Design your pages for accessibility.
In my position as a college instructor, I see many places where fancy web page design gets people with visual problems, dyslexia, or learning disabilities into trouble. Here are my suggestions for making your web pages more accessible:
1. No angry fruit salad.
If you put a huge amount of intricate graphics on the page, it distracts the accessibility user, and he has trouble reading the text. My computer dictionary calls this explosion of graphics "angry fruit salad."
2. No text on top of graphics.
Some visual learning disabilities (including dyslexia) cause text placed on top of graphics to become unreadable. This also includes the text on watermark text in the submission window used to post this.

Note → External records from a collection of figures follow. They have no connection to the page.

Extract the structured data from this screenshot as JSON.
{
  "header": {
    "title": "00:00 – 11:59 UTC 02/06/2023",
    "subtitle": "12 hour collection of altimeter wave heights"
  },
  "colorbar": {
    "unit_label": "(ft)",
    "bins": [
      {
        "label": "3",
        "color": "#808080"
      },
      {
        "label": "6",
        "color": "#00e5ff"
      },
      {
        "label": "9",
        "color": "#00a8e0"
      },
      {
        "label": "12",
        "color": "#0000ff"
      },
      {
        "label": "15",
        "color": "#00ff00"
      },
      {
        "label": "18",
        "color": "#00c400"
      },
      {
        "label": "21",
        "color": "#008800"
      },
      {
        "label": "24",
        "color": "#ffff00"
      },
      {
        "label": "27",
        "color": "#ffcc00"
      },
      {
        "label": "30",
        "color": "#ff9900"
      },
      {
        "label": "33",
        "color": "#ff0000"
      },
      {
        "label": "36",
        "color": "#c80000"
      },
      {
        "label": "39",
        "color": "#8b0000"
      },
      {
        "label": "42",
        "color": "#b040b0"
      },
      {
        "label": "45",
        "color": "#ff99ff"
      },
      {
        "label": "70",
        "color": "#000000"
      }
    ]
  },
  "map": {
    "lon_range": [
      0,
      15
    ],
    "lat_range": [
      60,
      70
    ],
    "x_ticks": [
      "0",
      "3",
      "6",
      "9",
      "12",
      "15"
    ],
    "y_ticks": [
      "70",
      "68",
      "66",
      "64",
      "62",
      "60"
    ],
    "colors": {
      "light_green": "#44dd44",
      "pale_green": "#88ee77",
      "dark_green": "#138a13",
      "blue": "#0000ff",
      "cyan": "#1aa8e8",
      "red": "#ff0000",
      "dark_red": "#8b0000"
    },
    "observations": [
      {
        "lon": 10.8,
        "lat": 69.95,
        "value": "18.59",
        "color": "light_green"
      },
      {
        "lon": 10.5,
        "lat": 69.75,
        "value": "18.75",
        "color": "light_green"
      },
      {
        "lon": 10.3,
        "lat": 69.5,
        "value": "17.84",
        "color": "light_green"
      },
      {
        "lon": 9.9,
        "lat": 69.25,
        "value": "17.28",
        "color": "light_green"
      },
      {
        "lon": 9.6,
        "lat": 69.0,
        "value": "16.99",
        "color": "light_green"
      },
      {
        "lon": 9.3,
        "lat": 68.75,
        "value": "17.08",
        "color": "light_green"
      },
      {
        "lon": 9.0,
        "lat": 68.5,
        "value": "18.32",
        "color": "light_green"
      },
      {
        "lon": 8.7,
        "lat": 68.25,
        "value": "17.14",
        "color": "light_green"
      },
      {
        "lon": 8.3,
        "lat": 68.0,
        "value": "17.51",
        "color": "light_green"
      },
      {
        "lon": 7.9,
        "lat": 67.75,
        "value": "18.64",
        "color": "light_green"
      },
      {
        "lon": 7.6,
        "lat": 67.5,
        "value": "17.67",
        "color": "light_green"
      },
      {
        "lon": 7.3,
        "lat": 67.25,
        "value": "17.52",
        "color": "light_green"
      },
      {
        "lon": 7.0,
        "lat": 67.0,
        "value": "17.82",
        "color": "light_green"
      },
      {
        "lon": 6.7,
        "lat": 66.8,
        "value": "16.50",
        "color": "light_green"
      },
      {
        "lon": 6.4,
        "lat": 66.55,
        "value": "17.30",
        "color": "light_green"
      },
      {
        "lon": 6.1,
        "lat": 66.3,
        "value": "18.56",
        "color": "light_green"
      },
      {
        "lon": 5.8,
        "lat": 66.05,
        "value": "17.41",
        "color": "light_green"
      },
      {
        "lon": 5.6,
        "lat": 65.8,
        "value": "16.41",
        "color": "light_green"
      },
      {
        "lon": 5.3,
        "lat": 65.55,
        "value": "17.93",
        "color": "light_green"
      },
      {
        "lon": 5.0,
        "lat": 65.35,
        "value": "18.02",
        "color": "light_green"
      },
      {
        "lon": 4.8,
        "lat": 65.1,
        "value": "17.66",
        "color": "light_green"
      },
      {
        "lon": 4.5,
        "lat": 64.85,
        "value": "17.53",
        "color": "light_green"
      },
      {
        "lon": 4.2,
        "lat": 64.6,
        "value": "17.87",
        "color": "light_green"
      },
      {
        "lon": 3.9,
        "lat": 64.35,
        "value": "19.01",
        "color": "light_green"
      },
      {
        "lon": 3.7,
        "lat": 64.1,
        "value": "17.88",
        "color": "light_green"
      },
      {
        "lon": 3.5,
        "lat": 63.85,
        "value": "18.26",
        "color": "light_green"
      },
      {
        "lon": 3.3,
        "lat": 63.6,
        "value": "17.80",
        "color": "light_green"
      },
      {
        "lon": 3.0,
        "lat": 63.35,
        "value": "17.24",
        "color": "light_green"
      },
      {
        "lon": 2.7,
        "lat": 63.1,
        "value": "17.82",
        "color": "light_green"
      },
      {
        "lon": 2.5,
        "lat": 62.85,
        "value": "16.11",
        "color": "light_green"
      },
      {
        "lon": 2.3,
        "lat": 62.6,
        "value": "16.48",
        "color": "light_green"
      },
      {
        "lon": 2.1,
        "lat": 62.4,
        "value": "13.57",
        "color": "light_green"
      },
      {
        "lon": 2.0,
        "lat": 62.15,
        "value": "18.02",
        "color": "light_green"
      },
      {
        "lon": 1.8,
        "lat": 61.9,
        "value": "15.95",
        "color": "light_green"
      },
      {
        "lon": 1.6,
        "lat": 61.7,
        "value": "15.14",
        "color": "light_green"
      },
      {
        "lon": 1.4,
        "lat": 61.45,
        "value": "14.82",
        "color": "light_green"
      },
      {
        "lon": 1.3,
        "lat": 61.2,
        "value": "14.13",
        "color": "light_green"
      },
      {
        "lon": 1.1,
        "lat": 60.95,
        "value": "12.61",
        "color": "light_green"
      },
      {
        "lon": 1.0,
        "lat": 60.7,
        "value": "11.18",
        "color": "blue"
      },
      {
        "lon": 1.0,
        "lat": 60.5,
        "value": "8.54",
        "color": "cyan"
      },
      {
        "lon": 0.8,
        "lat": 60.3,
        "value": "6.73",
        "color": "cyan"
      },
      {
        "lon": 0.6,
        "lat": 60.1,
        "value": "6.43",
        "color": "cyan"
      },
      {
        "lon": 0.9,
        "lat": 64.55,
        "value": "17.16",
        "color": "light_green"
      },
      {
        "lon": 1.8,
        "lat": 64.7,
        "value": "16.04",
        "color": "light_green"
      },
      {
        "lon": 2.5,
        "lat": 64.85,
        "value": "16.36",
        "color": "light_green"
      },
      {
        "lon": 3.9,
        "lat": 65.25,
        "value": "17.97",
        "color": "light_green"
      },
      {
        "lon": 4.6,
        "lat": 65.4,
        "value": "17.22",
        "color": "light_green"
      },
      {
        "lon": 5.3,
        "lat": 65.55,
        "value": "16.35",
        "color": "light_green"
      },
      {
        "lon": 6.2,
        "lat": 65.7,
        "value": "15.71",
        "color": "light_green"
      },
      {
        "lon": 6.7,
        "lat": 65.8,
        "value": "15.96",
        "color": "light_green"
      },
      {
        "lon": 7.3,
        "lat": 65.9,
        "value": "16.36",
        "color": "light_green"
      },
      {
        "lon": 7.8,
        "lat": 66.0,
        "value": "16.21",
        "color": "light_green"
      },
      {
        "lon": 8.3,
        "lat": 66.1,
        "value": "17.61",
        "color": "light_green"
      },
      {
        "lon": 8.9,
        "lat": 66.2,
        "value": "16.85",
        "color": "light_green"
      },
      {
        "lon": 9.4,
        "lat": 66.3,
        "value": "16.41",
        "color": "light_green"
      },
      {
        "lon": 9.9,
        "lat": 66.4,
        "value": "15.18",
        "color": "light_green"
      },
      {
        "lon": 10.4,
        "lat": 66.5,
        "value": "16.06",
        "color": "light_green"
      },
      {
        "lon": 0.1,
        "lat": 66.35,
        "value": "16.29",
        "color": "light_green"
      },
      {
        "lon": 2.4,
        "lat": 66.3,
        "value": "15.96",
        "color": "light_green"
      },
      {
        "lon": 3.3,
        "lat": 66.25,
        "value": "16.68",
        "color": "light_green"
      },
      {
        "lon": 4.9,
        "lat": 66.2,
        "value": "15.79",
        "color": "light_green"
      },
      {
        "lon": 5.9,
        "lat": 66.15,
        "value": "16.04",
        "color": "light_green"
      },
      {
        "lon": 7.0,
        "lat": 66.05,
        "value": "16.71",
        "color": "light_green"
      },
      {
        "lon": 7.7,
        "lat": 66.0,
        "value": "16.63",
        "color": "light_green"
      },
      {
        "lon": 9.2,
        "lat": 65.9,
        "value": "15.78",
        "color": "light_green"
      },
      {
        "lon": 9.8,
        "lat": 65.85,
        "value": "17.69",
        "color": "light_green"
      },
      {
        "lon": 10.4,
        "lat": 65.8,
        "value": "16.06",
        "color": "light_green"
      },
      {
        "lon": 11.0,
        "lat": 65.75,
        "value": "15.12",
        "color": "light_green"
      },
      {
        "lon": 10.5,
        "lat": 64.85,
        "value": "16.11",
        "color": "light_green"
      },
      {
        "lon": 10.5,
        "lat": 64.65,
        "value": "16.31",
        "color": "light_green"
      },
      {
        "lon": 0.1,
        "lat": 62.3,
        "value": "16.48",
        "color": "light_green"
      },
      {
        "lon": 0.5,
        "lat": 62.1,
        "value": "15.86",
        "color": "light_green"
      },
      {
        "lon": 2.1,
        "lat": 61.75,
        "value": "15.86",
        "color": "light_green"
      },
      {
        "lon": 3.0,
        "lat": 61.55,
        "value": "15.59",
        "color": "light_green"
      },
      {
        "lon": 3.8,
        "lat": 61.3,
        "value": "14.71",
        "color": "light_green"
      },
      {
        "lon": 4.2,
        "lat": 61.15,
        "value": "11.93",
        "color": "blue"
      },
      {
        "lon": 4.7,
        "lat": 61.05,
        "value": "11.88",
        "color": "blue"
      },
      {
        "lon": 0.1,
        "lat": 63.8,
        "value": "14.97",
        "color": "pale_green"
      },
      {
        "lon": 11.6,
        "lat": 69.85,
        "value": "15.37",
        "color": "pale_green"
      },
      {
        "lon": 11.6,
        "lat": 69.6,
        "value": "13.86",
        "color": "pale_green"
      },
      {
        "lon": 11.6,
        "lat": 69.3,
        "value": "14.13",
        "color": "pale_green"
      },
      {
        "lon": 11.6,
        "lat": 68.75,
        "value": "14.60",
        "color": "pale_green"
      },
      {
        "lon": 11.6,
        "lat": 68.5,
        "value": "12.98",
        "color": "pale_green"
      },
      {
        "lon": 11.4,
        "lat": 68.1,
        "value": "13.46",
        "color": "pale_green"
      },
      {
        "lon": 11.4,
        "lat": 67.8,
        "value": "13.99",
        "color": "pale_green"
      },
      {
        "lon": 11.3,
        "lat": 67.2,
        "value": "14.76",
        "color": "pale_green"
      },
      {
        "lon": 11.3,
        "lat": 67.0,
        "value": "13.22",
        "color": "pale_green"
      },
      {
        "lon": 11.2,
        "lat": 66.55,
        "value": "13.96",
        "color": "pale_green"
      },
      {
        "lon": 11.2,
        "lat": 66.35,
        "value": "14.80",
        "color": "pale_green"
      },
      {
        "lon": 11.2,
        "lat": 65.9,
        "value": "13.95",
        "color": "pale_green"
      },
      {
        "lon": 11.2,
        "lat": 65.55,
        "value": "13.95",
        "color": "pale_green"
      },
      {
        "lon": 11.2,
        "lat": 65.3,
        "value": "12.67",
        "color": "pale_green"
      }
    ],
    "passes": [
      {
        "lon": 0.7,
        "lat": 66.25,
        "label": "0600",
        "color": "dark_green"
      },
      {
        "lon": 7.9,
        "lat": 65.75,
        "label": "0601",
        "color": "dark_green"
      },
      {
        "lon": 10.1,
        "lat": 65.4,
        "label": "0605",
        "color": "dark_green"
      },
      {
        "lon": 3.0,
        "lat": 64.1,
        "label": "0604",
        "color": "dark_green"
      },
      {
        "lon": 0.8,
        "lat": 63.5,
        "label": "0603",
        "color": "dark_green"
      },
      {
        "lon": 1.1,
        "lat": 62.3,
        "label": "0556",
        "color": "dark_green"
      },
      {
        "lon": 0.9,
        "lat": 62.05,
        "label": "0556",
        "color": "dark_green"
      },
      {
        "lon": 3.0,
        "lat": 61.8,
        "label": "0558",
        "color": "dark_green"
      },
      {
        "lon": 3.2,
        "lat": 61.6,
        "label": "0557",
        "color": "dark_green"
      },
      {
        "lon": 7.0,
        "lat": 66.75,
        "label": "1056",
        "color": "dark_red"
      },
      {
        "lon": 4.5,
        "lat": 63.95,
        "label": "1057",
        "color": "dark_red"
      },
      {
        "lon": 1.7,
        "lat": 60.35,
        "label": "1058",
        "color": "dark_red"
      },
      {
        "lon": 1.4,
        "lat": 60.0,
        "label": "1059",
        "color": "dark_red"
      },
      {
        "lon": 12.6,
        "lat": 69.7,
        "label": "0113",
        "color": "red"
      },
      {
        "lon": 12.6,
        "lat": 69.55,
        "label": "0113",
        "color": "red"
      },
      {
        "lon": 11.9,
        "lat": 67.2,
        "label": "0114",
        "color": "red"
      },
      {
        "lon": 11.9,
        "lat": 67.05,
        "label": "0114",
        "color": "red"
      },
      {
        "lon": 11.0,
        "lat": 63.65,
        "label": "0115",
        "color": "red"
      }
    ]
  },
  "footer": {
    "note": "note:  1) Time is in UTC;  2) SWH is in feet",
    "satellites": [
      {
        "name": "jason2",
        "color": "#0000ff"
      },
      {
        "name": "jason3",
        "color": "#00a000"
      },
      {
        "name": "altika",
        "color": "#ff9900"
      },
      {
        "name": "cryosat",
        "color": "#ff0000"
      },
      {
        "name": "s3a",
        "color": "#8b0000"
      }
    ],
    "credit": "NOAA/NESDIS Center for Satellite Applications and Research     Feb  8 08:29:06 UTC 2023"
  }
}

3. Don't change link colors.
People with learning disabilities use the standard colors to find links. They can also set their accessibility browsers to return the colors to standard. If you change the link colors, or if you place the link in an object with a colored background that matches a standard link color, they can't find the links.
4. No moving images for any purpose other than to show how something works.
Moving images trigger responses in certain individuals that attract the eye away from the text. So they never get to finish reading the text. If you must have a moving image, include a button to start the motion.
5. No mouseovers.
A mouseover function that makes something change usually makes the person with learning disabilities think something went wrong, or that the page he was browsing went away. This can be frightening for a beginner, because he thinks he did something wrong. Require a mouse click for each action.
6. No dropdown menus.
The person with learning disabilities can't find the link he wants, because he doesn't associate the name of the dropdown menu with the link he wants. And mouseover dropdowns have the same trouble other mouseovers have.
7. Don't use tables in non-tabular situations if you can avoid it.
Reading browsers for the blind give row and column information for each table cell. This is confusing if the table is used for other purposes. It is the reason the W3C wants tables to be avoided in non-table situations.
8. No rotating galleries or moving banners.
These combine the troubles of moving images with the "lost the page" fear from the mouseovers.
9. Don't make anything blink!
Blinking objects, especially those that blink fast, can cause epileptic seizures.
10. Leave space between items.
Some people, including many aged people, have trouble positioning a mouse with precision. Don't put clickable objects too close together.